I was at a dinner party not too long ago and one of the other attendees did something very interesting … he chastised one of the guests for not really knowing Shakespeare. Then, a few minutes later, this same chastiser was bragging about how little he cared for math and science — he said other people could focus on that.
Is Shakespeare really more important than math and science?
Maybe.
Too often people think what they know is REALLY important and what their ignorant of is something easily done by others.
As the dinner progressed, I asked a question to the other nine guests: you roll 5 dice, what is the probability of getting at least one four. Turns out, no one knew. Now granted, it is actually a hard question for someone that hasn’t studied probability … the smattering of Stanford B-school and Harvard Law School grads hadn’t studied math and statistics in college like I had. And one can get through life fine without knowing simple probability … just like many get through life without knowing Shakespeare.
Whether it is the Monty Hall problem or the Birthday problem, people have a real lack of understand of their chance of something.
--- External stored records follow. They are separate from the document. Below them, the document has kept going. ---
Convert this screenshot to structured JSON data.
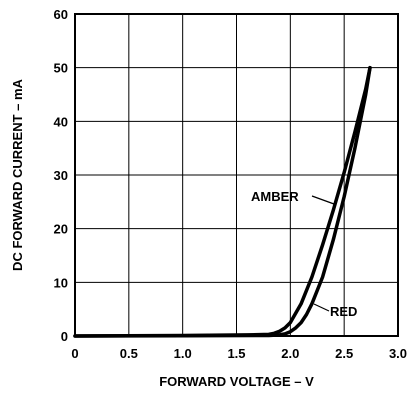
{
  "chart_data": {
    "type": "line",
    "title": "",
    "xlabel": "FORWARD VOLTAGE – V",
    "ylabel": "DC FORWARD CURRENT – mA",
    "xlim": [
      0,
      3.0
    ],
    "ylim": [
      0,
      60
    ],
    "x_ticks": [
      "0",
      "0.5",
      "1.0",
      "1.5",
      "2.0",
      "2.5",
      "3.0"
    ],
    "y_ticks": [
      "0",
      "10",
      "20",
      "30",
      "40",
      "50",
      "60"
    ],
    "grid": true,
    "series": [
      {
        "name": "AMBER",
        "x": [
          0,
          1.0,
          1.6,
          1.8,
          1.85,
          1.9,
          1.95,
          2.0,
          2.1,
          2.2,
          2.3,
          2.4,
          2.5,
          2.6,
          2.7,
          2.74
        ],
        "y": [
          0,
          0.1,
          0.2,
          0.3,
          0.5,
          0.9,
          1.5,
          2.5,
          6,
          11,
          17,
          23.5,
          30.5,
          38,
          46,
          50
        ]
      },
      {
        "name": "RED",
        "x": [
          0,
          1.0,
          1.8,
          1.9,
          1.95,
          2.0,
          2.05,
          2.1,
          2.15,
          2.2,
          2.3,
          2.4,
          2.5,
          2.6,
          2.7,
          2.74
        ],
        "y": [
          0,
          0.05,
          0.1,
          0.2,
          0.4,
          0.8,
          1.5,
          2.5,
          4,
          6,
          11,
          18,
          26,
          35,
          45,
          50
        ]
      }
    ]
  }
}
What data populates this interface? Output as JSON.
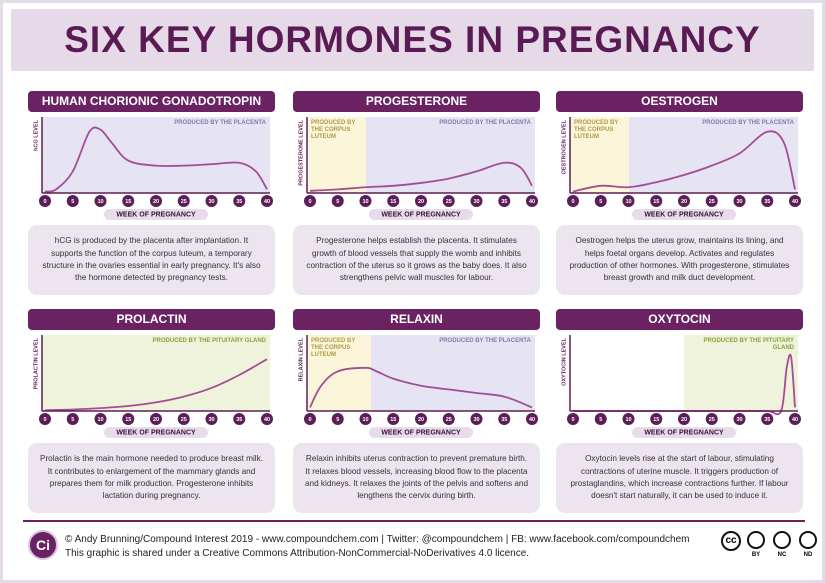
{
  "title": "SIX KEY HORMONES IN PREGNANCY",
  "chart_data": [
    {
      "type": "line",
      "title": "HUMAN CHORIONIC GONADOTROPIN",
      "ylabel": "hCG LEVEL",
      "xlabel": "WEEK OF PREGNANCY",
      "x": [
        0,
        2,
        5,
        8,
        10,
        12,
        15,
        20,
        25,
        30,
        35,
        38,
        40
      ],
      "values": [
        2,
        5,
        30,
        85,
        88,
        70,
        45,
        38,
        38,
        40,
        42,
        30,
        5
      ],
      "color": "#a34d95",
      "xlim": [
        0,
        40
      ],
      "ylim": [
        0,
        100
      ],
      "xticks": [
        0,
        5,
        10,
        15,
        20,
        25,
        30,
        35,
        40
      ],
      "regions": [
        {
          "label": "PRODUCED BY THE PLACENTA",
          "from": 0,
          "to": 40,
          "color": "#e6e4f2",
          "text_color": "#8479ad"
        }
      ],
      "description": "hCG is produced by the placenta after implantation. It supports the function of the corpus luteum, a temporary structure in the ovaries essential in early pregnancy. It's also the hormone detected by pregnancy tests."
    },
    {
      "type": "line",
      "title": "PROGESTERONE",
      "ylabel": "PROGESTERONE LEVEL",
      "xlabel": "WEEK OF PREGNANCY",
      "x": [
        0,
        5,
        10,
        15,
        20,
        25,
        30,
        35,
        38,
        40
      ],
      "values": [
        3,
        5,
        8,
        10,
        14,
        20,
        30,
        42,
        35,
        10
      ],
      "color": "#a34d95",
      "xlim": [
        0,
        40
      ],
      "ylim": [
        0,
        100
      ],
      "xticks": [
        0,
        5,
        10,
        15,
        20,
        25,
        30,
        35,
        40
      ],
      "regions": [
        {
          "label": "PRODUCED BY THE CORPUS LUTEUM",
          "from": 0,
          "to": 10,
          "color": "#fbf6da",
          "text_color": "#b09a45"
        },
        {
          "label": "PRODUCED BY THE PLACENTA",
          "from": 10,
          "to": 40,
          "color": "#e6e4f2",
          "text_color": "#8479ad"
        }
      ],
      "description": "Progesterone helps establish the placenta. It stimulates growth of blood vessels that supply the womb and inhibits contraction of the uterus so it grows as the baby does. It also strengthens pelvic wall muscles for labour."
    },
    {
      "type": "line",
      "title": "OESTROGEN",
      "ylabel": "OESTROGEN LEVEL",
      "xlabel": "WEEK OF PREGNANCY",
      "x": [
        0,
        5,
        10,
        15,
        20,
        25,
        30,
        35,
        38,
        40
      ],
      "values": [
        2,
        10,
        8,
        15,
        25,
        38,
        55,
        85,
        70,
        5
      ],
      "color": "#a34d95",
      "xlim": [
        0,
        40
      ],
      "ylim": [
        0,
        100
      ],
      "xticks": [
        0,
        5,
        10,
        15,
        20,
        25,
        30,
        35,
        40
      ],
      "regions": [
        {
          "label": "PRODUCED BY THE CORPUS LUTEUM",
          "from": 0,
          "to": 10,
          "color": "#fbf6da",
          "text_color": "#b09a45"
        },
        {
          "label": "PRODUCED BY THE PLACENTA",
          "from": 10,
          "to": 40,
          "color": "#e6e4f2",
          "text_color": "#8479ad"
        }
      ],
      "description": "Oestrogen helps the uterus grow, maintains its lining, and helps foetal organs develop. Activates and regulates production of other hormones. With progesterone, stimulates breast growth and milk duct development."
    },
    {
      "type": "line",
      "title": "PROLACTIN",
      "ylabel": "PROLACTIN LEVEL",
      "xlabel": "WEEK OF PREGNANCY",
      "x": [
        0,
        5,
        10,
        15,
        20,
        25,
        30,
        35,
        40
      ],
      "values": [
        1,
        2,
        4,
        7,
        12,
        20,
        32,
        50,
        72
      ],
      "color": "#a34d95",
      "xlim": [
        0,
        40
      ],
      "ylim": [
        0,
        100
      ],
      "xticks": [
        0,
        5,
        10,
        15,
        20,
        25,
        30,
        35,
        40
      ],
      "regions": [
        {
          "label": "PRODUCED BY THE PITUITARY GLAND",
          "from": 0,
          "to": 40,
          "color": "#eff3dc",
          "text_color": "#86a23a"
        }
      ],
      "description": "Prolactin is the main hormone needed to produce breast milk. It contributes to enlargement of the mammary glands and prepares them for milk production. Progesterone inhibits lactation during pregnancy."
    },
    {
      "type": "line",
      "title": "RELAXIN",
      "ylabel": "RELAXIN LEVEL",
      "xlabel": "WEEK OF PREGNANCY",
      "x": [
        0,
        2,
        5,
        10,
        12,
        15,
        20,
        25,
        30,
        35,
        40
      ],
      "values": [
        5,
        35,
        55,
        60,
        55,
        45,
        35,
        30,
        25,
        20,
        5
      ],
      "color": "#a34d95",
      "xlim": [
        0,
        40
      ],
      "ylim": [
        0,
        100
      ],
      "xticks": [
        0,
        5,
        10,
        15,
        20,
        25,
        30,
        35,
        40
      ],
      "regions": [
        {
          "label": "PRODUCED BY THE CORPUS LUTEUM",
          "from": 0,
          "to": 11,
          "color": "#fbf6da",
          "text_color": "#b09a45"
        },
        {
          "label": "PRODUCED BY THE PLACENTA",
          "from": 11,
          "to": 40,
          "color": "#e6e4f2",
          "text_color": "#8479ad"
        }
      ],
      "description": "Relaxin inhibits uterus contraction to prevent premature birth. It relaxes blood vessels, increasing blood flow to the placenta and kidneys. It relaxes the joints of the pelvis and softens and lengthens the cervix during birth."
    },
    {
      "type": "line",
      "title": "OXYTOCIN",
      "ylabel": "OXYTOCIN LEVEL",
      "xlabel": "WEEK OF PREGNANCY",
      "x": [
        0,
        5,
        10,
        15,
        20,
        25,
        30,
        35,
        37.5,
        38.5,
        39.3,
        40
      ],
      "values": [
        0,
        0,
        0,
        0,
        0,
        0,
        0,
        0,
        0,
        60,
        75,
        5
      ],
      "color": "#a34d95",
      "xlim": [
        0,
        40
      ],
      "ylim": [
        0,
        100
      ],
      "xticks": [
        0,
        5,
        10,
        15,
        20,
        25,
        30,
        35,
        40
      ],
      "regions": [
        {
          "label": "PRODUCED BY THE PITUITARY GLAND",
          "from": 20,
          "to": 40,
          "color": "#eff3dc",
          "text_color": "#86a23a"
        }
      ],
      "description": "Oxytocin levels rise at the start of labour, stimulating contractions of uterine muscle. It triggers production of prostaglandins, which increase contractions further. If labour doesn't start naturally, it can be used to induce it."
    }
  ],
  "footer": {
    "logo": "Ci",
    "credit": "© Andy Brunning/Compound Interest 2019 - www.compoundchem.com | Twitter: @compoundchem | FB: www.facebook.com/compoundchem",
    "licence": "This graphic is shared under a Creative Commons Attribution-NonCommercial-NoDerivatives 4.0 licence.",
    "cc": "cc",
    "licence_icons": [
      "BY",
      "NC",
      "ND"
    ]
  }
}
Maybe that explains gambling. Or playing credit card roulette. it seems math and science is quite important for any learned person to master.
Now I don’t know much about Shakespeare … but it isn’t something I brag about. In fact, I see that as one of my deficiencies that I’m not proud of. So I get taken aback when people feel that what they know is so much more important than what they don’t know.
I’d say that chastising someone for not knowing something is more ignorant than not knowing something.
Imagine his attitude about something he doesn’t know he doesn’t know?
Probability was one of my favorite classes… If I remember my stuff correctly, the answer to your problem should be 1-(((1-(1/6))^5)). In other words, the likelihood that none of the dice are “four”, subtracted from 1. So it is about 59.8%.